The gender pay gap is largely influenced by wage negotiation and each gender’s respective approaches in negotiating their wages. Andrea Skimbo, a career counselor for Lehigh’s career center, said negotiation is key when striving to close the gap and get a fair salary.

“My advice to women who are looking at some of those more traditional career paths is to do a lot of preparation before they go negotiate, because their leverage for negotiation is understanding what’s a fair salary,” Skimbo said. “Having that knowledge ahead of them is really what (women) need in order to begin the negotiation that helps create an equal playing field.”

Skimbo said the research needed before approaching wage negotiation includes knowledge about what a fair salary is, what the basic cost of living is in the location of the job and knowing what benefits can be negotiated outside of salary, like vacation days or insurance coverage.

Yet research alone isn’t all that is needed to successfully negotiate a change in pay. Skimbo said confidence plays a huge role in negotiations and is usually what differs between genders.
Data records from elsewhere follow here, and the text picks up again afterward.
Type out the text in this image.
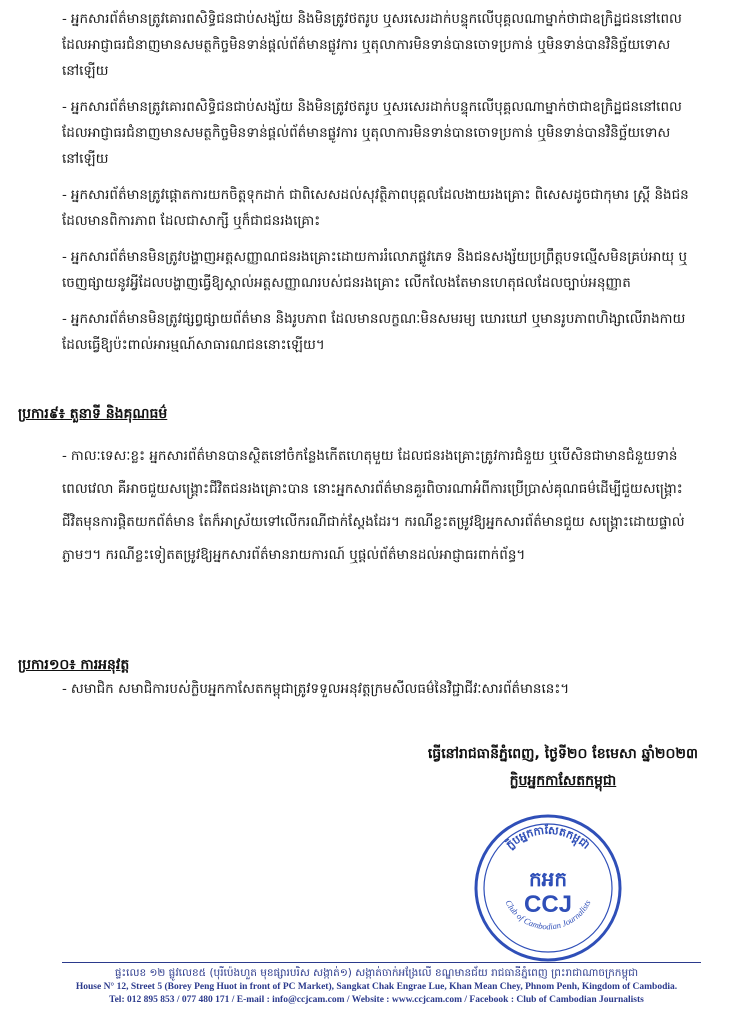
- អ្នកសារព័ត៌មានត្រូវគោរពសិទ្ធិជនជាប់សង្ស័យ និងមិនត្រូវថតរូប ឬសរសេរដាក់បន្ទុកលើបុគ្គលណាម្នាក់ថាជាឧក្រិដ្ឋជននៅពេលដែលអាជ្ញាធរជំនាញមានសមត្ថកិច្ចមិនទាន់ផ្តល់ព័ត៌មានផ្លូវការ ឬតុលាការមិនទាន់បានចោទប្រកាន់ ឬមិនទាន់បានវិនិច្ឆ័យទោសនៅឡើយ
- អ្នកសារព័ត៌មានត្រូវគោរពសិទ្ធិជនជាប់សង្ស័យ និងមិនត្រូវថតរូប ឬសរសេរដាក់បន្ទុកលើបុគ្គលណាម្នាក់ថាជាឧក្រិដ្ឋជននៅពេលដែលអាជ្ញាធរជំនាញមានសមត្ថកិច្ចមិនទាន់ផ្តល់ព័ត៌មានផ្លូវការ ឬតុលាការមិនទាន់បានចោទប្រកាន់ ឬមិនទាន់បានវិនិច្ឆ័យទោសនៅឡើយ
- អ្នកសារព័ត៌មានត្រូវផ្តោតការយកចិត្តទុកដាក់ ជាពិសេសដល់សុវត្ថិភាពបុគ្គលដែលងាយរងគ្រោះ ពិសេសដូចជាកុមារ ស្ត្រី និងជនដែលមានពិការភាព ដែលជាសាក្សី ឬក៏ជាជនរងគ្រោះ
- អ្នកសារព័ត៌មានមិនត្រូវបង្ហាញអត្តសញ្ញាណជនរងគ្រោះដោយការរំលោភផ្លូវភេទ និងជនសង្ស័យប្រព្រឹត្តបទល្មើសមិនគ្រប់អាយុ ឬចេញផ្សាយនូវអ្វីដែលបង្ហាញធ្វើឱ្យស្គាល់អត្តសញ្ញាណរបស់ជនរងគ្រោះ លើកលែងតែមានហេតុផលដែលច្បាប់អនុញ្ញាត
- អ្នកសារព័ត៌មានមិនត្រូវផ្សព្វផ្សាយព័ត៌មាន និងរូបភាព ដែលមានលក្ខណៈមិនសមរម្យ ឃោរឃៅ ឬមានរូបភាពហិង្សាលើរាងកាយដែលធ្វើឱ្យប៉ះពាល់អារម្មណ៍សាធារណជននោះឡើយ។
ប្រការ៩៖ តួនាទី និងគុណធម៌
- កាលៈទេសៈខ្លះ អ្នកសារព័ត៌មានបានស្ថិតនៅចំកន្លែងកើតហេតុមួយ ដែលជនរងគ្រោះត្រូវការជំនួយ ឬបើសិនជាមានជំនួយទាន់ពេលវេលា គឺអាចជួយសង្គ្រោះជីវិតជនរងគ្រោះបាន នោះអ្នកសារព័ត៌មានគួរពិចារណាអំពីការប្រើប្រាស់គុណធម៌ដើម្បីជួយសង្គ្រោះជីវិតមុនការផ្តិតយកព័ត៌មាន តែក៏អាស្រ័យទៅលើករណីជាក់ស្តែងដែរ។ ករណីខ្លះតម្រូវឱ្យអ្នកសារព័ត៌មានជួយ សង្គ្រោះដោយផ្ទាល់ភ្លាមៗ។ ករណីខ្លះទៀតតម្រូវឱ្យអ្នកសារព័ត៌មានរាយការណ៍ ឬផ្តល់ព័ត៌មានដល់អាជ្ញាធរពាក់ព័ន្ធ។
ប្រការ១០៖ ការអនុវត្ត
- សមាជិក សមាជិការបស់ក្លិបអ្នកកាសែតកម្ពុជាត្រូវទទួលអនុវត្តក្រមសីលធម៌នៃវិជ្ជាជីវៈសារព័ត៌មាននេះ។
ធ្វើនៅរាជធានីភ្នំពេញ, ថ្ងៃទី២០ ខែមេសា ឆ្នាំ២០២៣
ក្លិបអ្នកកាសែតកម្ពុជា
ក្លិបអ្នកកាសែតកម្ពុជា
កអក
CCJ
Club of Cambodian Journalists
ផ្ទះលេខ ១២ ផ្លូវលេខ៥ (បុរីប៉េងហួត មុខផ្សារបរិស សង្កាត់១) សង្កាត់ចាក់អង្រែលើ ខណ្ឌមានជ័យ រាជធានីភ្នំពេញ ព្រះរាជាណាចក្រកម្ពុជា
House N° 12, Street 5 (Borey Peng Huot in front of PC Market), Sangkat Chak Engrae Lue, Khan Mean Chey, Phnom Penh, Kingdom of Cambodia.
Tel: 012 895 853 / 077 480 171 / E-mail : info@ccjcam.com / Website : www.ccjcam.com / Facebook : Club of Cambodian Journalists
“I find in general, guys are more prepared and comfortable to (negotiate), especially if they’re talking to another male, but if a female is talking to a male, sometimes she has to get comfortable with it,” Skimbo said.

Skimbo said practicing the conversation is not just about what is being said, but feeling confident, polished and professional when getting the point across.

Jones said oftentimes women in male-dominated professions fall victim to the “imposter syndrome” and doubt their aptitude for their jobs despite earning their positions. She said sometimes women feel like they were hired through some kind of fluke or that it was luck, but they shouldn’t feel this way.

Issues like the “imposter syndrome” demonstrate the psychological impact of the wage gap and validate the worth of conversations about pay inequality.

“If a man and a woman are completing the same job just as well as one another, they should be paid the same,” said Hannah Hedstrom, ’20, an advocate for equal wages. “The wage gap is just another way of telling women they’re inferior when it’s not true.”

Skimbo said she always leaves students with one message before they leave her office.

“You don’t need to just accept whatever they give you,” Skimbo said. “You are worth it.”